È possibile che gli “eredi” di Visegrad, in quanto a antieuropeismo, diventino a questo punto i “frugali” che contestano le misure dell’Ue. Al posto di paesi cattolici alla maniera integralista dell’Est, ecco che tocca a nazioni protestanti (a parte l’Austria) mettere in discussione quel principio di solidarietà e condivisione che è alla base del miglior europeismo: e d’altra parte l’Europa non passò mai veramente per il suo Nord.

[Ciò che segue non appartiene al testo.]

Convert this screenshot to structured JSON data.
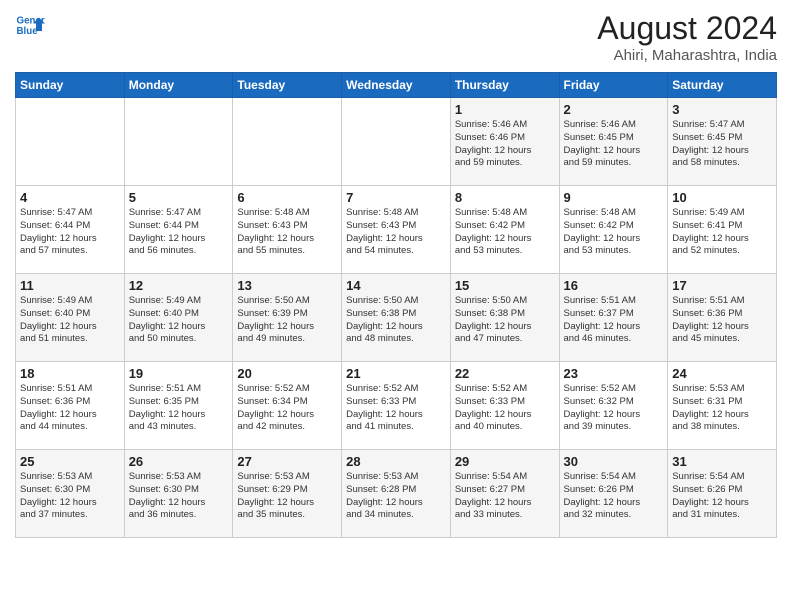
{
  "logo": {
    "line1": "General",
    "line2": "Blue"
  },
  "title": "August 2024",
  "subtitle": "Ahiri, Maharashtra, India",
  "days_of_week": [
    "Sunday",
    "Monday",
    "Tuesday",
    "Wednesday",
    "Thursday",
    "Friday",
    "Saturday"
  ],
  "weeks": [
    [
      {
        "day": "",
        "info": ""
      },
      {
        "day": "",
        "info": ""
      },
      {
        "day": "",
        "info": ""
      },
      {
        "day": "",
        "info": ""
      },
      {
        "day": "1",
        "info": "Sunrise: 5:46 AM\nSunset: 6:46 PM\nDaylight: 12 hours\nand 59 minutes."
      },
      {
        "day": "2",
        "info": "Sunrise: 5:46 AM\nSunset: 6:45 PM\nDaylight: 12 hours\nand 59 minutes."
      },
      {
        "day": "3",
        "info": "Sunrise: 5:47 AM\nSunset: 6:45 PM\nDaylight: 12 hours\nand 58 minutes."
      }
    ],
    [
      {
        "day": "4",
        "info": "Sunrise: 5:47 AM\nSunset: 6:44 PM\nDaylight: 12 hours\nand 57 minutes."
      },
      {
        "day": "5",
        "info": "Sunrise: 5:47 AM\nSunset: 6:44 PM\nDaylight: 12 hours\nand 56 minutes."
      },
      {
        "day": "6",
        "info": "Sunrise: 5:48 AM\nSunset: 6:43 PM\nDaylight: 12 hours\nand 55 minutes."
      },
      {
        "day": "7",
        "info": "Sunrise: 5:48 AM\nSunset: 6:43 PM\nDaylight: 12 hours\nand 54 minutes."
      },
      {
        "day": "8",
        "info": "Sunrise: 5:48 AM\nSunset: 6:42 PM\nDaylight: 12 hours\nand 53 minutes."
      },
      {
        "day": "9",
        "info": "Sunrise: 5:48 AM\nSunset: 6:42 PM\nDaylight: 12 hours\nand 53 minutes."
      },
      {
        "day": "10",
        "info": "Sunrise: 5:49 AM\nSunset: 6:41 PM\nDaylight: 12 hours\nand 52 minutes."
      }
    ],
    [
      {
        "day": "11",
        "info": "Sunrise: 5:49 AM\nSunset: 6:40 PM\nDaylight: 12 hours\nand 51 minutes."
      },
      {
        "day": "12",
        "info": "Sunrise: 5:49 AM\nSunset: 6:40 PM\nDaylight: 12 hours\nand 50 minutes."
      },
      {
        "day": "13",
        "info": "Sunrise: 5:50 AM\nSunset: 6:39 PM\nDaylight: 12 hours\nand 49 minutes."
      },
      {
        "day": "14",
        "info": "Sunrise: 5:50 AM\nSunset: 6:38 PM\nDaylight: 12 hours\nand 48 minutes."
      },
      {
        "day": "15",
        "info": "Sunrise: 5:50 AM\nSunset: 6:38 PM\nDaylight: 12 hours\nand 47 minutes."
      },
      {
        "day": "16",
        "info": "Sunrise: 5:51 AM\nSunset: 6:37 PM\nDaylight: 12 hours\nand 46 minutes."
      },
      {
        "day": "17",
        "info": "Sunrise: 5:51 AM\nSunset: 6:36 PM\nDaylight: 12 hours\nand 45 minutes."
      }
    ],
    [
      {
        "day": "18",
        "info": "Sunrise: 5:51 AM\nSunset: 6:36 PM\nDaylight: 12 hours\nand 44 minutes."
      },
      {
        "day": "19",
        "info": "Sunrise: 5:51 AM\nSunset: 6:35 PM\nDaylight: 12 hours\nand 43 minutes."
      },
      {
        "day": "20",
        "info": "Sunrise: 5:52 AM\nSunset: 6:34 PM\nDaylight: 12 hours\nand 42 minutes."
      },
      {
        "day": "21",
        "info": "Sunrise: 5:52 AM\nSunset: 6:33 PM\nDaylight: 12 hours\nand 41 minutes."
      },
      {
        "day": "22",
        "info": "Sunrise: 5:52 AM\nSunset: 6:33 PM\nDaylight: 12 hours\nand 40 minutes."
      },
      {
        "day": "23",
        "info": "Sunrise: 5:52 AM\nSunset: 6:32 PM\nDaylight: 12 hours\nand 39 minutes."
      },
      {
        "day": "24",
        "info": "Sunrise: 5:53 AM\nSunset: 6:31 PM\nDaylight: 12 hours\nand 38 minutes."
      }
    ],
    [
      {
        "day": "25",
        "info": "Sunrise: 5:53 AM\nSunset: 6:30 PM\nDaylight: 12 hours\nand 37 minutes."
      },
      {
        "day": "26",
        "info": "Sunrise: 5:53 AM\nSunset: 6:30 PM\nDaylight: 12 hours\nand 36 minutes."
      },
      {
        "day": "27",
        "info": "Sunrise: 5:53 AM\nSunset: 6:29 PM\nDaylight: 12 hours\nand 35 minutes."
      },
      {
        "day": "28",
        "info": "Sunrise: 5:53 AM\nSunset: 6:28 PM\nDaylight: 12 hours\nand 34 minutes."
      },
      {
        "day": "29",
        "info": "Sunrise: 5:54 AM\nSunset: 6:27 PM\nDaylight: 12 hours\nand 33 minutes."
      },
      {
        "day": "30",
        "info": "Sunrise: 5:54 AM\nSunset: 6:26 PM\nDaylight: 12 hours\nand 32 minutes."
      },
      {
        "day": "31",
        "info": "Sunrise: 5:54 AM\nSunset: 6:26 PM\nDaylight: 12 hours\nand 31 minutes."
      }
    ]
  ]
}
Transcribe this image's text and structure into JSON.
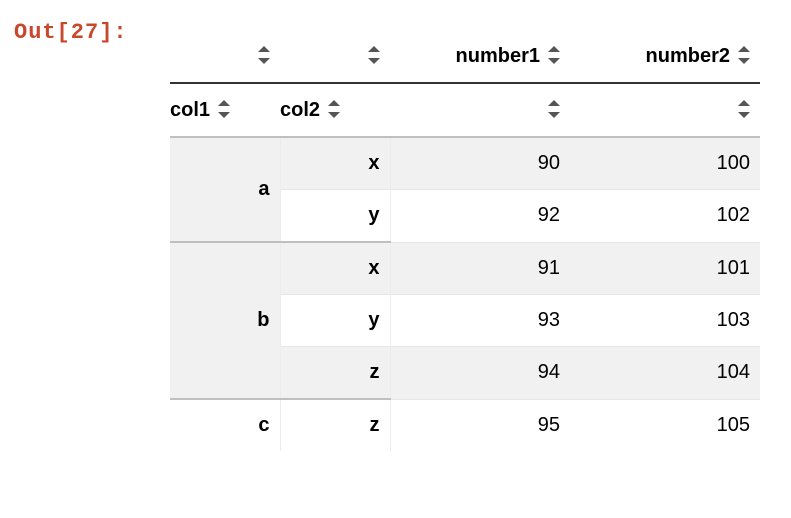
{
  "out_label": "Out[27]:",
  "header": {
    "top": {
      "blank1": "",
      "blank2": "",
      "number1": "number1",
      "number2": "number2"
    },
    "sub": {
      "col1": "col1",
      "col2": "col2",
      "blank1": "",
      "blank2": ""
    }
  },
  "rows": [
    {
      "col1": "a",
      "col2": "x",
      "number1": 90,
      "number2": 100,
      "stripe": true,
      "first_of_group": true,
      "group_rowspan": 2,
      "outer_divider": false
    },
    {
      "col1": "",
      "col2": "y",
      "number1": 92,
      "number2": 102,
      "stripe": false,
      "first_of_group": false,
      "group_rowspan": 0,
      "outer_divider": false
    },
    {
      "col1": "b",
      "col2": "x",
      "number1": 91,
      "number2": 101,
      "stripe": true,
      "first_of_group": true,
      "group_rowspan": 3,
      "outer_divider": true
    },
    {
      "col1": "",
      "col2": "y",
      "number1": 93,
      "number2": 103,
      "stripe": false,
      "first_of_group": false,
      "group_rowspan": 0,
      "outer_divider": false
    },
    {
      "col1": "",
      "col2": "z",
      "number1": 94,
      "number2": 104,
      "stripe": true,
      "first_of_group": false,
      "group_rowspan": 0,
      "outer_divider": false
    },
    {
      "col1": "c",
      "col2": "z",
      "number1": 95,
      "number2": 105,
      "stripe": false,
      "first_of_group": true,
      "group_rowspan": 1,
      "outer_divider": true
    }
  ],
  "chart_data": {
    "type": "table",
    "index_names": [
      "col1",
      "col2"
    ],
    "columns": [
      "number1",
      "number2"
    ],
    "records": [
      {
        "col1": "a",
        "col2": "x",
        "number1": 90,
        "number2": 100
      },
      {
        "col1": "a",
        "col2": "y",
        "number1": 92,
        "number2": 102
      },
      {
        "col1": "b",
        "col2": "x",
        "number1": 91,
        "number2": 101
      },
      {
        "col1": "b",
        "col2": "y",
        "number1": 93,
        "number2": 103
      },
      {
        "col1": "b",
        "col2": "z",
        "number1": 94,
        "number2": 104
      },
      {
        "col1": "c",
        "col2": "z",
        "number1": 95,
        "number2": 105
      }
    ]
  }
}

Ma intanto la novità è che il Recovery fund potrebbe rappresentare davvero una rivincita della Storia. È possibile, anzi probabile, che qualcosa della enorme torta che Bruxelles sfornerà finisca a Varsavia, a Praga, a Bratislava. Persino a Budapest. Finirebbe così che ungheresi e polacchi dovrebbero ringraziare gli odiati “eurocrati” e le detestate Francia e Germania per averli aiutati a risollevarsi da una crisi economica che improvvisamente è piombata su una crescita, seppure non gigantesca, che durava da qualche anno.
Con la pandemia, tutti questi Paesi perderanno diversi punti di Pil, con il rischio di nuove tensioni sociali. Bruxelles in cambio dei denari potrebbe costringere Orbán a riaprire il Parlamento. Sarebbe il minimo, d’altra parte, portare assieme ai soldi un po’ di democrazia. Il vento di Visegrad è girato.